Not this, never this. No one was ever supposed to find out her name, Catherine told her that.
“But she didn’t do anything wrong,” Simon said, backing up to stand closer to Red. “She just saw a man leaving a crime scene, she shouldn’t have to die for that.” His arms tensed at his sides, the Eagles logo on the back of his shirt rippling, mouth opening and closing like it was whispering silent nothings to Red. “I mean, Oliver, you actually killed someone and you weren’t prepared to leave the RV.”
“This doesn’t concern you, Simon,” Oliver said, darkly, trying even harder to mask it.
“Yes it does!” Simon raised his voice. “It concerns every single one of us. ‘No one is leaving this RV,’ that’s what you said, back when you thought it was your secret they wanted.
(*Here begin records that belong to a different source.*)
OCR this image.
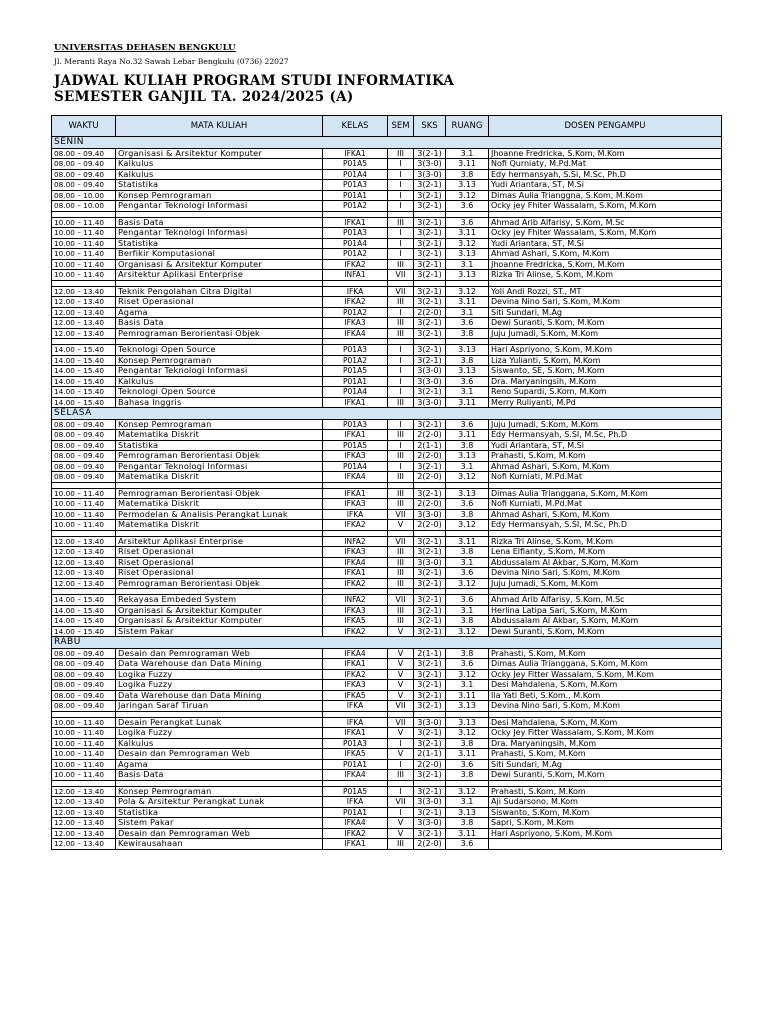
UNIVERSITAS DEHASEN BENGKULU
Jl. Meranti Raya No.32 Sawah Lebar Bengkulu (0736) 22027
JADWAL KULIAH PROGRAM STUDI INFORMATIKA
SEMESTER GANJIL TA. 2024/2025 (A)
WAKTU	MATA KULIAH	KELAS	SEM	SKS	RUANG	DOSEN PENGAMPU
SENIN						
08.00 – 09.40	Organisasi & Arsitektur Komputer	IFKA1	III	3(2-1)	3.1	Jhoanne Fredricka, S.Kom, M.Kom
08.00 – 09.40	Kalkulus	P01A5	I	3(3-0)	3.11	Nofi Qurniaty, M.Pd.Mat
08.00 – 09.40	Kalkulus	P01A4	I	3(3-0)	3.8	Edy hermansyah, S.Si, M.Sc, Ph.D
08.00 – 09.40	Statistika	P01A3	I	3(2-1)	3.13	Yudi Ariantara, ST, M.Si
08.00 – 10.00	Konsep Pemrograman	P01A1	I	3(2-1)	3.12	Dimas Aulia Trianggna, S.Kom, M.Kom
08.00 – 10.00	Pengantar Teknologi Informasi	P01A2	I	3(2-1)	3.6	Ocky jey Fhiter Wassalam, S.Kom, M.Kom

10.00 – 11.40	Basis Data	IFKA1	III	3(2-1)	3.6	Ahmad Arib Alfarisy, S.Kom, M.Sc
10.00 – 11.40	Pengantar Teknologi Informasi	P01A3	I	3(2-1)	3.11	Ocky jey Fhiter Wassalam, S.Kom, M.Kom
10.00 – 11.40	Statistika	P01A4	I	3(2-1)	3.12	Yudi Ariantara, ST, M.Si
10.00 – 11.40	Berfikir Komputasional	P01A2	I	3(2-1)	3.13	Ahmad Ashari, S.Kom, M.Kom
10.00 – 11.40	Organisasi & Arsitektur Komputer	IFKA2	III	3(2-1)	3.1	Jhoanne Fredricka, S.Kom, M.Kom
10.00 – 11.40	Arsitektur Aplikasi Enterprise	INFA1	VII	3(2-1)	3.13	Rizka Tri Alinse, S.Kom, M.Kom

12.00 – 13.40	Teknik Pengolahan Citra Digital	IFKA	VII	3(2-1)	3.12	Yoli Andi Rozzi, ST., MT
12.00 – 13.40	Riset Operasional	IFKA2	III	3(2-1)	3.11	Devina Nino Sari, S.Kom, M.Kom
12.00 – 13.40	Agama	P01A2	I	2(2-0)	3.1	Siti Sundari, M.Ag
12.00 – 13.40	Basis Data	IFKA3	III	3(2-1)	3.6	Dewi Suranti, S.Kom, M.Kom
12.00 – 13.40	Pemrograman Berorientasi Objek	IFKA4	III	3(2-1)	3.8	Juju Jumadi, S.Kom, M.Kom

14.00 – 15.40	Teknologi Open Source	P01A3	I	3(2-1)	3.13	Hari Aspriyono, S.Kom, M.Kom
14.00 – 15.40	Konsep Pemrograman	P01A2	I	3(2-1)	3.8	Liza Yulianti, S.Kom, M.Kom
14.00 – 15.40	Pengantar Teknologi Informasi	P01A5	I	3(3-0)	3.13	Siswanto, SE, S.Kom, M.Kom
14.00 – 15.40	Kalkulus	P01A1	I	3(3-0)	3.6	Dra. Maryaningsih, M.Kom
14.00 – 15.40	Teknologi Open Source	P01A4	I	3(2-1)	3.1	Reno Supardi, S.Kom, M.Kom
14.00 – 15.40	Bahasa Inggris	IFKA1	III	3(3-0)	3.11	Merry Ruliyanti, M.Pd
SELASA						
08.00 – 09.40	Konsep Pemrograman	P01A3	I	3(2-1)	3.6	Juju Jumadi, S.Kom, M.Kom
08.00 – 09.40	Matematika Diskrit	IFKA1	III	2(2-0)	3.11	Edy Hermansyah, S.SI, M.Sc, Ph.D
08.00 – 09.40	Statistika	P01A5	I	2(1-1)	3.8	Yudi Ariantara, ST, M.Si
08.00 – 09.40	Pemrograman Berorientasi Objek	IFKA3	III	2(2-0)	3.13	Prahasti, S.Kom, M.Kom
08.00 – 09.40	Pengantar Teknologi Informasi	P01A4	I	3(2-1)	3.1	Ahmad Ashari, S.Kom, M.Kom
08.00 – 09.40	Matematika Diskrit	IFKA4	III	2(2-0)	3.12	Nofi Kurniati, M.Pd.Mat

10.00 – 11.40	Pemrograman Berorientasi Objek	IFKA1	III	3(2-1)	3.13	Dimas Aulia Trianggana, S.Kom, M.Kom
10.00 – 11.40	Matematika Diskrit	IFKA3	III	2(2-0)	3.6	Nofi Kurniati, M.Pd.Mat
10.00 – 11.40	Permodelan & Analisis Perangkat Lunak	IFKA	VII	3(3-0)	3.8	Ahmad Ashari, S.Kom, M.Kom
10.00 – 11.40	Matematika Diskrit	IFKA2	V	2(2-0)	3.12	Edy Hermansyah, S.SI, M.Sc, Ph.D

12.00 – 13.40	Arsitektur Aplikasi Enterprise	INFA2	VII	3(2-1)	3.11	Rizka Tri Alinse, S.Kom, M.Kom
12.00 – 13.40	Riset Operasional	IFKA3	III	3(2-1)	3.8	Lena Elfianty, S.Kom, M.Kom
12.00 – 13.40	Riset Operasional	IFKA4	III	3(3-0)	3.1	Abdussalam Al Akbar, S.Kom, M.Kom
12.00 – 13.40	Riset Operasional	IFKA1	III	3(2-1)	3.6	Devina Nino Sari, S.Kom, M.Kom
12.00 – 13.40	Pemrograman Berorientasi Objek	IFKA2	III	3(2-1)	3.12	Juju Jumadi, S.Kom, M.Kom

14.00 – 15.40	Rekayasa Embeded System	INFA2	VII	3(2-1)	3.6	Ahmad Arib Alfarisy, S.Kom, M.Sc
14.00 – 15.40	Organisasi & Arsitektur Komputer	IFKA3	III	3(2-1)	3.1	Herlina Latipa Sari, S.Kom, M.Kom
14.00 – 15.40	Organisasi & Arsitektur Komputer	IFKA5	III	3(2-1)	3.8	Abdussalam Al Akbar, S.Kom, M.Kom
14.00 – 15.40	Sistem Pakar	IFKA2	V	3(2-1)	3.12	Dewi Suranti, S.Kom, M.Kom
RABU						
08.00 – 09.40	Desain dan Pemrograman Web	IFKA4	V	2(1-1)	3.8	Prahasti, S.Kom, M.Kom
08.00 – 09.40	Data Warehouse dan Data Mining	IFKA1	V	3(2-1)	3.6	Dimas Aulia Trianggana, S.Kom, M.Kom
08.00 – 09.40	Logika Fuzzy	IFKA2	V	3(2-1)	3.12	Ocky Jey Fitter Wassalam, S.Kom, M.Kom
08.00 – 09.40	Logika Fuzzy	IFKA3	V	3(2-1)	3.1	Desi Mahdalena, S.Kom, M.Kom
08.00 – 09.40	Data Warehouse dan Data Mining	IFKA5	V	3(2-1)	3.11	Ila Yati Beti, S.Kom., M.Kom
08.00 – 09.40	Jaringan Saraf Tiruan	IFKA	VII	3(2-1)	3.13	Devina Nino Sari, S.Kom, M.Kom

10.00 – 11.40	Desain Perangkat Lunak	IFKA	VII	3(3-0)	3.13	Desi Mahdalena, S.Kom, M.Kom
10.00 – 11.40	Logika Fuzzy	IFKA1	V	3(2-1)	3.12	Ocky Jey Fitter Wassalam, S.Kom, M.Kom
10.00 – 11.40	Kalkulus	P01A3	I	3(2-1)	3.8	Dra. Maryaningsih, M.Kom
10.00 – 11.40	Desain dan Pemrograman Web	IFKA5	V	2(1-1)	3.11	Prahasti, S.Kom, M.Kom
10.00 – 11.40	Agama	P01A1	I	2(2-0)	3.6	Siti Sundari, M.Ag
10.00 – 11.40	Basis Data	IFKA4	III	3(2-1)	3.8	Dewi Suranti, S.Kom, M.Kom

12.00 – 13.40	Konsep Pemrograman	P01A5	I	3(2-1)	3.12	Prahasti, S.Kom, M.Kom
12.00 – 13.40	Pola & Arsitektur Perangkat Lunak	IFKA	VII	3(3-0)	3.1	Aji Sudarsono, M.Kom
12.00 – 13.40	Statistika	P01A1	I	3(2-1)	3.13	Siswanto, S.Kom, M.Kom
12.00 – 13.40	Sistem Pakar	IFKA4	V	3(3-0)	3.8	Sapri, S.Kom, M.Kom
12.00 – 13.40	Desain dan Pemrograman Web	IFKA2	V	3(2-1)	3.11	Hari Aspriyono, S.Kom, M.Kom
12.00 – 13.40	Kewirausahaan	IFKA1	III	2(2-0)	3.6	
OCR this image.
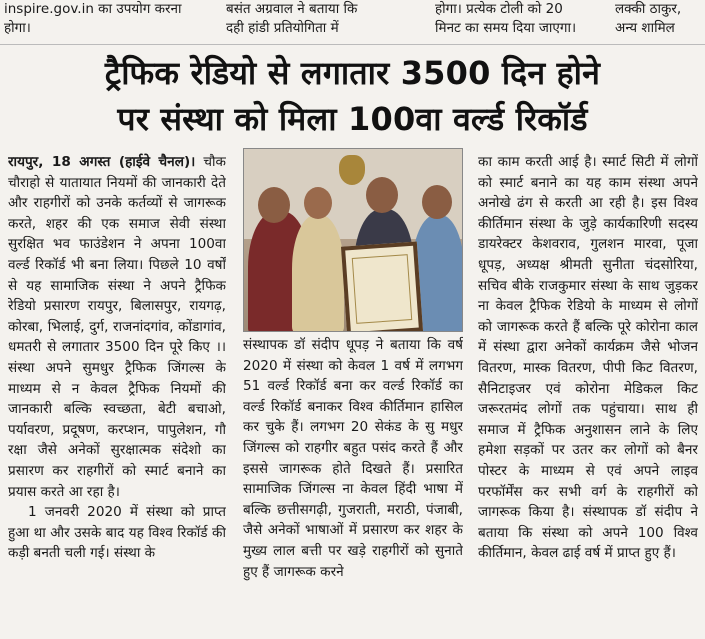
inspire.gov.in का उपयोग करना
होगा।
बसंत अग्रवाल ने बताया कि
दही हांडी प्रतियोगिता में
होगा। प्रत्येक टोली को 20
मिनट का समय दिया जाएगा।
लक्की ठाकुर,
अन्य शामिल
ट्रैफिक रेडियो से लगातार 3500 दिन होने
पर संस्था को मिला 100वा वर्ल्ड रिकॉर्ड

रायपुर, 18 अगस्त (हाईवे चैनल)। चौक चौराहो से यातायात नियमों की जानकारी देते और राहगीरों को उनके कर्तव्यों से जागरूक करते, शहर की एक समाज सेवी संस्था सुरक्षित भव फाउंडेशन ने अपना 100वा वर्ल्ड रिकॉर्ड भी बना लिया। पिछले 10 वर्षों से यह सामाजिक संस्था ने अपने ट्रैफिक रेडियो प्रसारण रायपुर, बिलासपुर, रायगढ़, कोरबा, भिलाई, दुर्ग, राजनांदगांव, कोंडागांव, धमतरी से लगातार 3500 दिन पूरे किए ।। संस्था अपने सुमधुर ट्रैफिक जिंगल्स के माध्यम से न केवल ट्रैफिक नियमों की जानकारी बल्कि स्वच्छता, बेटी बचाओ, पर्यावरण, प्रदूषण, करप्शन, पापुलेशन, गौ रक्षा जैसे अनेकों सुरक्षात्मक संदेशो का प्रसारण कर राहगीरों को स्मार्ट बनाने का प्रयास करते आ रहा है।

1 जनवरी 2020 में संस्था को प्राप्त हुआ था और उसके बाद यह विश्व रिकॉर्ड की कड़ी बनती चली गई। संस्था के

संस्थापक डॉ संदीप धूपड़ ने बताया कि वर्ष 2020 में संस्था को केवल 1 वर्ष में लगभग 51 वर्ल्ड रिकॉर्ड बना कर वर्ल्ड रिकॉर्ड का वर्ल्ड रिकॉर्ड बनाकर विश्व कीर्तिमान हासिल कर चुके हैं। लगभग 20 सेकंड के सु मधुर जिंगल्स को राहगीर बहुत पसंद करते हैं और इससे जागरूक होते दिखते हैं। प्रसारित सामाजिक जिंगल्स ना केवल हिंदी भाषा में बल्कि छत्तीसगढ़ी, गुजराती, मराठी, पंजाबी, जैसे अनेकों भाषाओं में प्रसारण कर शहर के मुख्य लाल बत्ती पर खड़े राहगीरों को सुनाते हुए हैं जागरूक करने

का काम करती आई है। स्मार्ट सिटी में लोगों को स्मार्ट बनाने का यह काम संस्था अपने अनोखे ढंग से करती आ रही है। इस विश्व कीर्तिमान संस्था के जुड़े कार्यकारिणी सदस्य डायरेक्टर केशवराव, गुलशन मारवा, पूजा धूपड़, अध्यक्ष श्रीमती सुनीता चंदसोरिया, सचिव बीके राजकुमार संस्था के साथ जुड़कर ना केवल ट्रैफिक रेडियो के माध्यम से लोगों को जागरूक करते हैं बल्कि पूरे कोरोना काल में संस्था द्वारा अनेकों कार्यक्रम जैसे भोजन वितरण, मास्क वितरण, पीपी किट वितरण, सैनिटाइजर एवं कोरोना मेडिकल किट जरूरतमंद लोगों तक पहुंचाया। साथ ही समाज में ट्रैफिक अनुशासन लाने के लिए हमेशा सड़कों पर उतर कर लोगों को बैनर पोस्टर के माध्यम से एवं अपने लाइव परफॉर्मेंस कर सभी वर्ग के राहगीरों को जागरूक किया है। संस्थापक डॉ संदीप ने बताया कि संस्था को अपने 100 विश्व कीर्तिमान, केवल ढाई वर्ष में प्राप्त हुए हैं।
I see the rules are different for you, then! We’re not kicking Red out!”
“Do you want to die?” Oliver let his eyes fall on Simon, and Simon shrank under their weight.
“No one wants to die, that’s my point,” Simon answered, trying to push back.
“She’s not going anywhere,” Arthur said, flanking Oliver from the other side, glasses flashing under the lights.
Oliver ignored them both, turning back to Red. “Red, listen to me,” he said, softening his voice, but it wasn’t soft at all, it was stiff, barbs and thorns at the end of his words. “You need to accept what’s happening here. There’s nothing the rest of us can do. You know it, don’t you, you know you have to leave the RV to save the rest of us. To protect Maddy. She’s your best friend, isn’t she? You’ve known each other all your lives. Save her.” His chin moved up and down with those final two words, drilling them home.
“Oliver, no!” Maddy cried. “Stop it, please. Just stop.”
“You’re all thinking it too.” Oliver cast his eyes at all of them, skipping over Red because she didn’t matter anymore. There were still two sides to the RV, but this time it was Red against everyone else. A team of one. “Don’t pretend. None of us want to die.”
“None of us want to throw Red out,” Arthur said in answer, and he must have learned it from Oliver, sharpening his words to a point. Oliver even winced, took one step away.
“I know you’re all protesting because you have to in front of Red,” he said. “Because you care about her.” His eyes spun, another circuit of the RV. “That’s why we’re going to put it to a vote. A blind ballot, so you can vote whichever way you want and no one else will ever know.”
The air had grown thorns now too, infected by Oliver’s words, pricking at Red’s skin, stabbing at the surface of her eyes. It wasn’t warm now, it was hot, sweat pooling along the line of her lip, but there was a chill at the back of her neck, hairs rising. She didn’t want to die. She didn’t want to die.
“A vote?” Reyna asked, shattering the silence, eyebrows pulling together across her forehead.
The static hissed, retreating into Red’s cupped hands.
Oliver nodded, just once, that was enough. “A vote on whether Red stays, or she goes.”